Happy to help with testing!


(Richard Joy) #14

When I first launch FlightZoomer 3 the welcome screen is displayed but no flight data feeds are displayed. I have a 3DR clone telemetry radio plugged into my laptop but it does not detect it. The driver is Silicon Labs CP210x USB to UART Bridge (COM3) and works just fine with Mission Planner.
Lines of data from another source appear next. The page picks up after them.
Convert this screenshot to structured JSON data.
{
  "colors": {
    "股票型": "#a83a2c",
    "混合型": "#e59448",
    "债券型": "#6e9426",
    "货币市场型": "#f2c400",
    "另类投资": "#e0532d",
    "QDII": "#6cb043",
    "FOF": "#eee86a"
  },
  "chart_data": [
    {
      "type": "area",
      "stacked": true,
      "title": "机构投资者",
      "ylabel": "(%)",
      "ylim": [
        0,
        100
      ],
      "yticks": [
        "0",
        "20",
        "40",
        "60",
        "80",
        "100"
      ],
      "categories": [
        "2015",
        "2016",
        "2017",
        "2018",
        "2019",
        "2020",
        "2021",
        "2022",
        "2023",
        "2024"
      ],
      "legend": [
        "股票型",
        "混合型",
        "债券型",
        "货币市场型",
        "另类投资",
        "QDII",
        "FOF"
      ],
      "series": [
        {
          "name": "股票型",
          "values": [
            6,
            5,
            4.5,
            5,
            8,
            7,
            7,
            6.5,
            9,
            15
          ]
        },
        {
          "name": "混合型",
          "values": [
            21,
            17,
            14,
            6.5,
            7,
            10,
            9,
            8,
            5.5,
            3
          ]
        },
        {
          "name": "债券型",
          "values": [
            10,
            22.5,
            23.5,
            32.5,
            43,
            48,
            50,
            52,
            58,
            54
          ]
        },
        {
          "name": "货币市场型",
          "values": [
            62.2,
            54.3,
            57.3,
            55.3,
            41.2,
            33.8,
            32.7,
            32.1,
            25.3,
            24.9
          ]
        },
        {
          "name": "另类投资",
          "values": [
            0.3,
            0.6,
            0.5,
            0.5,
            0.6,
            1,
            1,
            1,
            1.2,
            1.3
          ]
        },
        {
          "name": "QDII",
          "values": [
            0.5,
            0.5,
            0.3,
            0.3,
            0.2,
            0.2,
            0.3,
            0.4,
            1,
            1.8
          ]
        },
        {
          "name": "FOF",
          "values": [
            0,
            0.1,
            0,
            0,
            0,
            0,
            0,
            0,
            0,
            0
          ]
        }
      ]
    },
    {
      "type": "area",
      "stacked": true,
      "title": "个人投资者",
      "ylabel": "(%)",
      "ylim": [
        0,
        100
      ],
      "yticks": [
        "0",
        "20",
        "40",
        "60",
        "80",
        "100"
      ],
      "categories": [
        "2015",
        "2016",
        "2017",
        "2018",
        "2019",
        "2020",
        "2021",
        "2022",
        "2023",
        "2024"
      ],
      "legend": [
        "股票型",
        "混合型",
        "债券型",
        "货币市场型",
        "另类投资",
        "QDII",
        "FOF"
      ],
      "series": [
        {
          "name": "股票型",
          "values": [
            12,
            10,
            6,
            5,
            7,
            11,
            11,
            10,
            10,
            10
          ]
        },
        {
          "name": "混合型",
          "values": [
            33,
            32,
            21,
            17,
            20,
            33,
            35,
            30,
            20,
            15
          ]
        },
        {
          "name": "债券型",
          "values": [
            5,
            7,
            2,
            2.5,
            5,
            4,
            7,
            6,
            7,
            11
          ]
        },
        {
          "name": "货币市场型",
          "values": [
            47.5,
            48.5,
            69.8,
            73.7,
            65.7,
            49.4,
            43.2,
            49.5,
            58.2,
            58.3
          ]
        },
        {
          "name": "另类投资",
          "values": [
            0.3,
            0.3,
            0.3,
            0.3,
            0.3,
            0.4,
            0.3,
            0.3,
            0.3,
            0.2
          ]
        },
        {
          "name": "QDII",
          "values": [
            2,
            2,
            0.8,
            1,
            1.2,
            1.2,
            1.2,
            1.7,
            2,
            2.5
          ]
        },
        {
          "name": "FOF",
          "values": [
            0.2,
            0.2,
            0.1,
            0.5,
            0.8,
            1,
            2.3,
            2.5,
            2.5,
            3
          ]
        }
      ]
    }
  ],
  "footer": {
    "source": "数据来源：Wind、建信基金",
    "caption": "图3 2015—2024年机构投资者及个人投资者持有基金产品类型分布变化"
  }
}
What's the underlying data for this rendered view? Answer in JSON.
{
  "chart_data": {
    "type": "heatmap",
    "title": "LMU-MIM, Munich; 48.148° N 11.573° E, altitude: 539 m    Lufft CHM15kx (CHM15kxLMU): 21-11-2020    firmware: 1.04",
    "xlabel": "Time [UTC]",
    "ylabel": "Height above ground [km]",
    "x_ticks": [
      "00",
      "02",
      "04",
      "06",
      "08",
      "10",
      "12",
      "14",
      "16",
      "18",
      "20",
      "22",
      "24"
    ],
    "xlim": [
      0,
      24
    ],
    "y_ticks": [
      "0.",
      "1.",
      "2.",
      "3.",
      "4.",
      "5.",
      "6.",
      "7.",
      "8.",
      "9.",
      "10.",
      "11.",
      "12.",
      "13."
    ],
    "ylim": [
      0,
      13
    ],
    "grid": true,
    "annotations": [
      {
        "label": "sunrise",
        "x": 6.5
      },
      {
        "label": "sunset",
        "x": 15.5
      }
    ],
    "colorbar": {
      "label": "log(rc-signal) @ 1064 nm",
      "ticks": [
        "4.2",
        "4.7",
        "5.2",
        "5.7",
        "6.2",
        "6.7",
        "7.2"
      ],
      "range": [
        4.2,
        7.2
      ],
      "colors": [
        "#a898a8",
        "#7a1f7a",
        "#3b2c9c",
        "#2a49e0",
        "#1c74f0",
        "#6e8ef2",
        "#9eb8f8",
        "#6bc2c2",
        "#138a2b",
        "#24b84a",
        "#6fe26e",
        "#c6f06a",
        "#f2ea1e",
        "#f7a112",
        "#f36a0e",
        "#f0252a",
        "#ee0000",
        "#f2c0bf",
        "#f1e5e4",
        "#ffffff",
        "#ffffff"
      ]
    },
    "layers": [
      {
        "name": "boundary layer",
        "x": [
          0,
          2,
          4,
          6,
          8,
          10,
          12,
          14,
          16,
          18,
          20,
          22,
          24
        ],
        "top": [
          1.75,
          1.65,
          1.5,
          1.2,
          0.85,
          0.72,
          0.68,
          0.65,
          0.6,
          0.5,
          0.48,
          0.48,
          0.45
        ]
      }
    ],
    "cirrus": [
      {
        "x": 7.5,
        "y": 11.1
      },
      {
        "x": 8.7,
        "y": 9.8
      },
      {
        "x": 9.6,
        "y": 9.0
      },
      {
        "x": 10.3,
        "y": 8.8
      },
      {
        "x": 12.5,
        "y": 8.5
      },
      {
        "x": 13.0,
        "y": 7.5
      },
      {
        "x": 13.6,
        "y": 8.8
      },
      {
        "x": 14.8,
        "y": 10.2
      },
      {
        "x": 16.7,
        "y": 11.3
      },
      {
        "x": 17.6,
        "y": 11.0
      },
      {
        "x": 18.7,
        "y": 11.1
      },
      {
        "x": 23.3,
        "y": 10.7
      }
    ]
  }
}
I also thought that I would be able to connect to my SITL test/development setup which is running on a Linux VM on another server but I see from previous posts UDP is not currently supported.


(flightzoomer) #15

@Spitfire
UWP is notoriously known, to be more restrictive regarding COM support, than win32 (e.g. here). So that mission planner in some cases works and FlightZoomer not does not surprise me. Therefore I restricted the supported devices specifically to FTDI devices in the minimum hardware specs.
Anyway we can try to troubleshoot and see whether we are lucky, so please provide me this information:

  1. If you press “Enter the Cockpit”, does it show an error message or does it load the Cockpit just with no incoming messages?
  2. Does it work, if the USB/COM device was plugged in at system start (this thread gives such a hint)?

(Richard Joy) #16
  1. After pressing “Enter the Cockpit” it displays the message “Connection failed” and underneath in a smaller font “Invalid credentials. Ether the Flight ID or Token is invalid!”
  2. I tried a shutdown and reboot while the USB radio was plugged but get the same error.

(flightzoomer) #17

That seems to be an response if the leftmost tab is selected and no companion app is there. Can you first select the “3rd Party Telemetry”-tab, and then press “Enter the Cockpit”?


(Richard Joy) #18

Ok, here is the issue - the tabs only show up when the FZ3 app is in full screen. If I toggle out of full screen the Welcome screen has no content and this is what I saw when I first launched it. With the app in full screen I selected the 3rd Party Telemetry tab and see the Serial port COM3 has been detected and entering the Cockpit now works. Not a big deal but a bit confusing to a newcomer like me to FZ3


( .) #19

it looks great, though some UI bugs Example: on the separate simulation app once you enter the cockpit, the X button doesn’t take you back out, you have to exit the app to get out. also, i crashed ti with a few clicks :wink:

But it looks promising. Can’t wait until it supports UDP so I can use it. Also, where did you get the information for the CNI nav menus? They look suspiciously like GE aviation nav menus…not a bad thing, they’ve got a great product on CNS/ATM navigation setup.


(flightzoomer) #20

@lordneeko
The Cockpit 3 - Simulation Edition is not up to date. You can use the simulation tab of the released full featured app, to get the full featured simulation capabilities (e.g. voice control is not yet possible with the Simulation Edition).
To be honest I have no in-depth knowledge about GE aviation nav menus. The look of the cockpit and its features are designed after the Boeing 787 cockpit. That would explain, why it looks similar like many other such systems.